いや、何?ちょっと待って!またこれなの!?
周りには沢山の人・・・いわゆる使用人達がいる。
そんな人達が見ている中で、あの恥ずかしいあ~ん・・を、しろと!?
無駄だと思いつつ、口を一文字に結び差し出された肉を凝視する私に、目の前の美しい夫は綺麗な琥珀色の瞳を嬉しそうに細めた。
「ほら、汁が垂れそうだ。早く早く」
どうして食べないの?とばかりに小首を傾げると、さらさらとした黒髪が揺れる。
そして、さらにフォークを近づけてくるから、思わずパクリと目の前の肉を口に入れた。
だって、テーブルクロスもそうだけど、頂いたこのドレス・・・めちゃくちゃ高価そうなんだもの!
これに汁なんて飛ばそうものなら・・・やっぱり、弁償できないわ!!
いつもと変わらず美味しい肉を咀嚼しながら、向かい側に座り同じく食事をしている私の護衛の姉妹に助けを求める様に視線を向ければ、遠い目をしながら「いい加減諦めろ」とばかりに首を横に振っている。
あぁ・・・なんだかデジャヴュ。
レイと「竜芯」を交換したその日にもこんな事があったわね、確か。
帝国に観光に来たはずなのに、数日でレイと「竜芯」を交換し、その日から早二か月・・・・
あれから森にも帰れていない。
私とレイの結婚はあっという間に公示され、半年後には結婚式を挙げる事に。
レイを狙っている貴族令嬢から嫌がらせをされるかと思っていたけれど、肩透かしを食らう位何もない。
多分、レイとルリとスイが守ってくれているのかも。
それにしても半年後の結婚式・・・・
「ちょっと、早くね?そんなに急がなくても、よくね?」
そう言ったが最後、レイの猛攻が始まるのだ。
「確かに事実上俺たちは夫婦だけど、それを内外に知らしめないとエリが誘惑されてしまうだろ」
「はぁ?私なんて誰にも相手にされないわよ。愛し子である事がばれてしまえば、それに惹かれる輩はいると思うけど」
「そこだよ!」
「どこよ!?」
「エリは自分の容姿に関心が無さすぎるんだ!こんなに美しいのに・・・ルリとスイもそう思うだろ?」
そう、二人だけの言い争いではなく、ルリとスイを味方につけ三対一という戦いになるのだ。

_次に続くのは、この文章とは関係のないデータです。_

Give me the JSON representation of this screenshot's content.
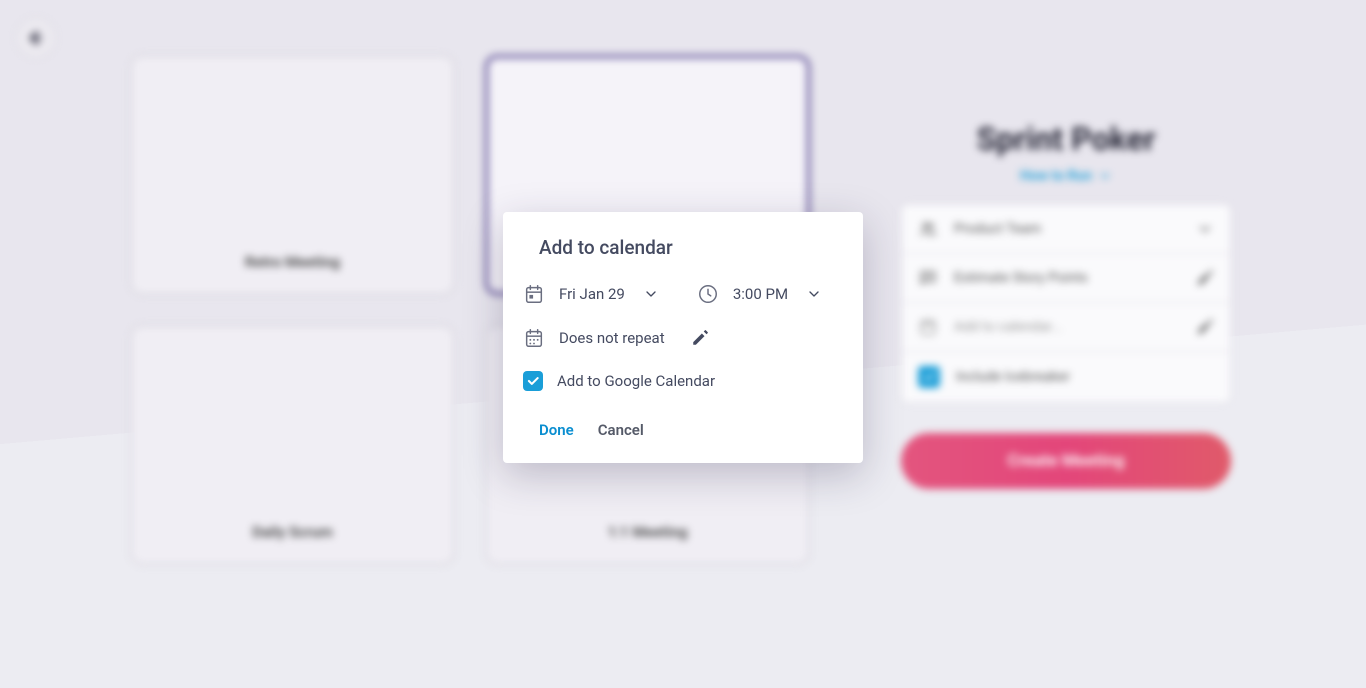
{
  "cards": {
    "retro": "Retro Meeting",
    "daily": "Daily Scrum",
    "oneonone": "1:1 Meeting"
  },
  "panel": {
    "title": "Sprint Poker",
    "howToRun": "How to Run",
    "team": "Product Team",
    "estimate": "Estimate Story Points",
    "addCalendar": "Add to calendar...",
    "icebreaker": "Include Icebreaker",
    "createBtn": "Create Meeting"
  },
  "modal": {
    "title": "Add to calendar",
    "date": "Fri Jan 29",
    "time": "3:00 PM",
    "repeat": "Does not repeat",
    "googleCal": "Add to Google Calendar",
    "done": "Done",
    "cancel": "Cancel"
  }
}
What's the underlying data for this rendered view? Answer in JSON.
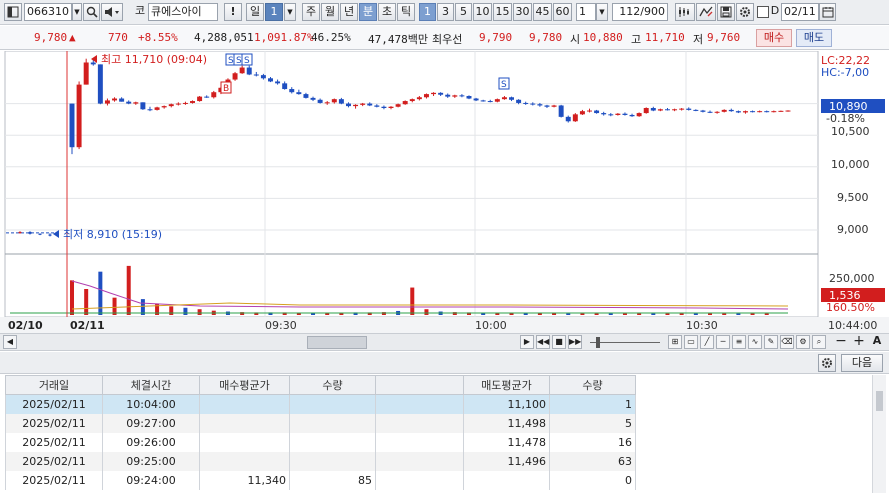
{
  "toolbar": {
    "stock_code": "066310",
    "market": "코",
    "stock_name": "큐에스아이",
    "alert": "!",
    "period_day": "일",
    "period_value": "1",
    "period_week": "주",
    "period_month": "월",
    "period_year": "년",
    "period_minute": "분",
    "period_second": "초",
    "period_tick": "틱",
    "minute_options": [
      "1",
      "3",
      "5",
      "10",
      "15",
      "30",
      "45",
      "60"
    ],
    "interval_value": "1",
    "bar_count": "112",
    "bar_total": "/900",
    "date_checkbox_label": "D",
    "date_value": "02/11"
  },
  "quote": {
    "price": "9,780",
    "change_arrow": "▲",
    "change": "770",
    "change_pct": "+8.55%",
    "volume": "4,288,051",
    "volume_ratio": "1,091.87%",
    "turnover": "46.25%",
    "amount": "47,478백만",
    "best_ask_label": "최우선",
    "best_ask": "9,790",
    "best_bid": "9,780",
    "open_label": "시",
    "open": "10,880",
    "high_label": "고",
    "high": "11,710",
    "low_label": "저",
    "low": "9,760",
    "buy_button": "매수",
    "sell_button": "매도"
  },
  "chart": {
    "high_marker": "최고 11,710 (09:04)",
    "low_marker": "최저 8,910 (15:19)",
    "lc_label": "LC:22,22",
    "hc_label": "HC:-7,00",
    "current_price": "10,890",
    "current_pct": "-0.18%",
    "price_ticks": [
      "10,500",
      "10,000",
      "9,500",
      "9,000"
    ],
    "volume_ticks": [
      "250,000"
    ],
    "volume_current": "1,536",
    "volume_pct": "160.50%",
    "x_labels_left": [
      "02/10",
      "02/11"
    ],
    "x_labels": [
      "09:30",
      "10:00",
      "10:30"
    ],
    "x_end_time": "10:44:00",
    "signal_labels": [
      "S",
      "S",
      "S",
      "B",
      "S"
    ],
    "colors": {
      "up": "#d21e1e",
      "down": "#1f4fc1",
      "accent": "#e02020"
    },
    "candles": [
      [
        11000,
        11000,
        10200,
        10310
      ],
      [
        10310,
        11350,
        10280,
        11300
      ],
      [
        11300,
        11710,
        11300,
        11650
      ],
      [
        11650,
        11710,
        11600,
        11620
      ],
      [
        11620,
        11620,
        10990,
        11000
      ],
      [
        11000,
        11080,
        10970,
        11050
      ],
      [
        11050,
        11100,
        11030,
        11080
      ],
      [
        11080,
        11100,
        11030,
        11030
      ],
      [
        11030,
        11050,
        10990,
        11000
      ],
      [
        11000,
        11030,
        10980,
        11020
      ],
      [
        11020,
        11020,
        10900,
        10910
      ],
      [
        10910,
        10950,
        10880,
        10900
      ],
      [
        10900,
        10950,
        10890,
        10940
      ],
      [
        10940,
        10970,
        10920,
        10960
      ],
      [
        10960,
        11000,
        10940,
        10990
      ],
      [
        10990,
        11020,
        10970,
        11000
      ],
      [
        11000,
        11030,
        10980,
        11010
      ],
      [
        11010,
        11050,
        11000,
        11040
      ],
      [
        11040,
        11120,
        11030,
        11110
      ],
      [
        11110,
        11130,
        11090,
        11100
      ],
      [
        11100,
        11200,
        11080,
        11180
      ],
      [
        11180,
        11260,
        11150,
        11250
      ],
      [
        11250,
        11400,
        11230,
        11380
      ],
      [
        11380,
        11500,
        11360,
        11480
      ],
      [
        11480,
        11600,
        11470,
        11570
      ],
      [
        11570,
        11600,
        11450,
        11460
      ],
      [
        11460,
        11500,
        11430,
        11450
      ],
      [
        11450,
        11470,
        11380,
        11400
      ],
      [
        11400,
        11420,
        11340,
        11350
      ],
      [
        11350,
        11380,
        11300,
        11320
      ],
      [
        11320,
        11350,
        11220,
        11230
      ],
      [
        11230,
        11260,
        11160,
        11180
      ],
      [
        11180,
        11220,
        11140,
        11150
      ],
      [
        11150,
        11170,
        11080,
        11090
      ],
      [
        11090,
        11110,
        11040,
        11060
      ],
      [
        11060,
        11080,
        11000,
        11010
      ],
      [
        11010,
        11040,
        10980,
        11020
      ],
      [
        11020,
        11080,
        11000,
        11070
      ],
      [
        11070,
        11090,
        10990,
        11000
      ],
      [
        11000,
        11020,
        10940,
        10960
      ],
      [
        10960,
        10990,
        10920,
        10980
      ],
      [
        10980,
        11010,
        10960,
        11000
      ],
      [
        11000,
        11020,
        10960,
        10970
      ],
      [
        10970,
        10990,
        10940,
        10950
      ],
      [
        10950,
        10970,
        10910,
        10930
      ],
      [
        10930,
        10960,
        10910,
        10950
      ],
      [
        10950,
        11000,
        10940,
        10990
      ],
      [
        10990,
        11050,
        10980,
        11040
      ],
      [
        11040,
        11080,
        11020,
        11070
      ],
      [
        11070,
        11120,
        11050,
        11100
      ],
      [
        11100,
        11160,
        11080,
        11150
      ],
      [
        11150,
        11180,
        11120,
        11170
      ],
      [
        11170,
        11180,
        11120,
        11140
      ],
      [
        11140,
        11160,
        11090,
        11110
      ],
      [
        11110,
        11140,
        11090,
        11130
      ],
      [
        11130,
        11150,
        11100,
        11120
      ],
      [
        11120,
        11130,
        11070,
        11080
      ],
      [
        11080,
        11090,
        11040,
        11050
      ],
      [
        11050,
        11060,
        11030,
        11040
      ],
      [
        11040,
        11060,
        11020,
        11030
      ],
      [
        11030,
        11080,
        11020,
        11070
      ],
      [
        11070,
        11120,
        11060,
        11100
      ],
      [
        11100,
        11110,
        11040,
        11060
      ],
      [
        11060,
        11070,
        10990,
        11010
      ],
      [
        11010,
        11030,
        10980,
        11000
      ],
      [
        11000,
        11020,
        10970,
        10990
      ],
      [
        10990,
        11010,
        10950,
        10970
      ],
      [
        10970,
        10980,
        10930,
        10950
      ],
      [
        10950,
        10980,
        10940,
        10970
      ],
      [
        10970,
        10980,
        10780,
        10790
      ],
      [
        10790,
        10810,
        10700,
        10720
      ],
      [
        10720,
        10850,
        10710,
        10830
      ],
      [
        10830,
        10900,
        10820,
        10880
      ],
      [
        10880,
        10920,
        10860,
        10890
      ],
      [
        10890,
        10900,
        10840,
        10850
      ],
      [
        10850,
        10870,
        10810,
        10830
      ],
      [
        10830,
        10850,
        10800,
        10820
      ],
      [
        10820,
        10850,
        10810,
        10840
      ],
      [
        10840,
        10860,
        10810,
        10820
      ],
      [
        10820,
        10840,
        10790,
        10800
      ],
      [
        10800,
        10860,
        10790,
        10850
      ],
      [
        10850,
        10940,
        10840,
        10930
      ],
      [
        10930,
        10950,
        10880,
        10890
      ],
      [
        10890,
        10920,
        10880,
        10910
      ],
      [
        10910,
        10930,
        10890,
        10900
      ],
      [
        10900,
        10920,
        10880,
        10910
      ],
      [
        10910,
        10930,
        10890,
        10920
      ],
      [
        10920,
        10940,
        10890,
        10900
      ],
      [
        10900,
        10910,
        10880,
        10890
      ],
      [
        10890,
        10900,
        10860,
        10870
      ],
      [
        10870,
        10890,
        10850,
        10860
      ],
      [
        10860,
        10880,
        10840,
        10870
      ],
      [
        10870,
        10910,
        10860,
        10900
      ],
      [
        10900,
        10920,
        10870,
        10880
      ],
      [
        10880,
        10890,
        10850,
        10860
      ],
      [
        10860,
        10890,
        10840,
        10880
      ],
      [
        10880,
        10890,
        10860,
        10870
      ],
      [
        10870,
        10890,
        10860,
        10880
      ],
      [
        10880,
        10890,
        10860,
        10870
      ],
      [
        10870,
        10890,
        10860,
        10880
      ],
      [
        10880,
        10890,
        10870,
        10885
      ],
      [
        10885,
        10895,
        10870,
        10890
      ]
    ],
    "prev_day": [
      [
        8960,
        8980,
        8940,
        8970
      ],
      [
        8970,
        8980,
        8930,
        8940
      ],
      [
        8940,
        8950,
        8920,
        8930
      ],
      [
        8930,
        8950,
        8900,
        8910
      ]
    ],
    "volumes": [
      120000,
      90000,
      150000,
      60000,
      170000,
      55000,
      40000,
      30000,
      25000,
      20000,
      15000,
      12000,
      10000,
      9000,
      9000,
      9000,
      8000,
      8000,
      8000,
      8000,
      9000,
      9000,
      10000,
      14000,
      95000,
      20000,
      12000,
      10000,
      9000,
      8000,
      7000,
      7000,
      6000,
      6000,
      6000,
      5000,
      5000,
      5000,
      5000,
      5000,
      5000,
      5000,
      5000,
      5000,
      5000,
      5000,
      5000,
      5000,
      5000,
      5000
    ]
  },
  "navigation": {
    "zoom_in": "+",
    "zoom_out": "−",
    "auto_label": "A"
  },
  "trades": {
    "next_button": "다음",
    "headers": [
      "거래일",
      "체결시간",
      "매수평균가",
      "수량",
      "",
      "매도평균가",
      "수량"
    ],
    "rows": [
      [
        "2025/02/11",
        "10:04:00",
        "",
        "",
        "",
        "11,100",
        "1"
      ],
      [
        "2025/02/11",
        "09:27:00",
        "",
        "",
        "",
        "11,498",
        "5"
      ],
      [
        "2025/02/11",
        "09:26:00",
        "",
        "",
        "",
        "11,478",
        "16"
      ],
      [
        "2025/02/11",
        "09:25:00",
        "",
        "",
        "",
        "11,496",
        "63"
      ],
      [
        "2025/02/11",
        "09:24:00",
        "11,340",
        "85",
        "",
        "",
        "0"
      ]
    ]
  }
}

この世界の常識にまだ疎い私は、当然いつも言い負かされている。
一度、森に帰りたいと言っても結婚式が終わるまで待ってくれと言われ、ならば当初の目的でもある観光に行かせてくれと言っても、結婚式の為に他国からの観光客が多く危ないから待ってくれと言う。

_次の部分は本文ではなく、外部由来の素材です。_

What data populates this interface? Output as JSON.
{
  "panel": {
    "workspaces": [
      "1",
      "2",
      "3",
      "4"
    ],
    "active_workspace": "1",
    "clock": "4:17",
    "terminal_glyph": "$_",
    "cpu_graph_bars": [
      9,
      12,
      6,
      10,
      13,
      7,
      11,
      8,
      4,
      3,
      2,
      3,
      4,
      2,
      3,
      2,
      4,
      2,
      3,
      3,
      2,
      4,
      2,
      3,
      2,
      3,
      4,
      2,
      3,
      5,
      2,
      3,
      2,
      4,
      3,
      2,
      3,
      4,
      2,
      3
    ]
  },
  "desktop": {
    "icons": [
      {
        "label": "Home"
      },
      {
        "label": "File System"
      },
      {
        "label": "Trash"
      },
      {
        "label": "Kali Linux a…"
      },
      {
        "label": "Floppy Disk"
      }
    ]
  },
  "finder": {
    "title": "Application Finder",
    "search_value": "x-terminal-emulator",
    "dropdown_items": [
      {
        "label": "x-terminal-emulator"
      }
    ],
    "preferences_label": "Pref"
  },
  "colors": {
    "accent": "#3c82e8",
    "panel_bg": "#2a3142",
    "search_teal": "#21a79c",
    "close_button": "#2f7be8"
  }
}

「ちょっと!結婚式は半年後よね!?今から来ているわけないじゃない!!」
「何を言っているんだ!招待もしていないのに間者が沢山来ていて、ルリもスイもかなり撃退しているんだぞ?」
「え?そうなの?」
ルリとスイを見れば困ったように頷いた。
その表情から、本当の様。
恐らく銀狼王国のヴォールングかしらね。竜帝襲撃の件でお父様に、コテンパンにやられたと聞くから。
相当な金額の慰謝料をもぎ取ったらしいわ。
その恨みなんかもあるんでしょうね。ならば・・・
「森の方が断然安全じゃない。結婚式の一、二か月前まで実家に帰っているわ」
「何言っているの!結婚式の準備だとか色々エリにしかできない事があるだろ!」
「じゃあ、観光に行ってもいい?」
「危険だって言ってるじゃないか!」
「レイ、私にはこのネックレスがあるのよ。それに私には神力もあるんだから、下手すればそこら辺の銀狼や竜人より強いと思うんだけど」
「それでもダメ!俺の傍から離れること自体、ダメだから!!」
最終的には竜人の束縛に行きつくのだ。
お父様がさっさとレイに竜帝の座を譲り隠居したのは、お母様とイチャラブしたいが為らしいのよ。帝国では有名な話らしいわ。
「愛しているんだ。離れて暮らすなんて絶対無理だから。どこに行くにも俺と一緒じゃないとダメだ」
ぎゅうぎゅうと抱きしめ、切々と訴えてくるレイが、結局は可愛くて許してしまう私も大概だと思うけど。
「わかった、わかった。じゃあ、私と出かける時間を必ず作って。森へ帰る時間もね」
「あぁ、わかった。必ず時間を作るから、どこにも行かないでくれ」
なんだか、今生の別れの様なこの会話。
「竜芯」を交換してから、毎日こんな感じだから。本当に、愛しいったらありゃしない。
「私の両親神様にも、報告したいわ」
レイにはセルティス神との関係を「竜芯」を交換した後に話している。
「そうだな・・・本当は結婚式の前に報告に行きたいんだが・・・何とか結婚式前に森へ行けるよう、がんばってみるよ」
「忙しいとは思うけど、そうしてもらえると嬉しい。私もレイを紹介したいし。ルリとスイも久しぶりに会いたいでしょ?」
「はい!お会いしたいです!」
「私も!成長した私達を見てほしいです!」
この二人は、本当に両親神様が大好きだ。私同様、本当の両親の様に思っているの。
姉妹は私以上に家族というものに縁がなかったから。
始めは胡散臭い人達だって思ったけど、私を助けてくれて私を慈しんでくれた二人の神様。
いや、二人ではないわね。二柱?神様だから。まぁ、どちらでもいいよって、きっと笑うわね。
あの人達のおかげで、本当に大切な人達と出会い、大切な縁を結ぶことができた。
今とても幸せだと、顔を見て伝えたい。
そしてあの時の様に、嬉しそうに抱きしめてくれたなら、今度は私も抱きしめ返すから。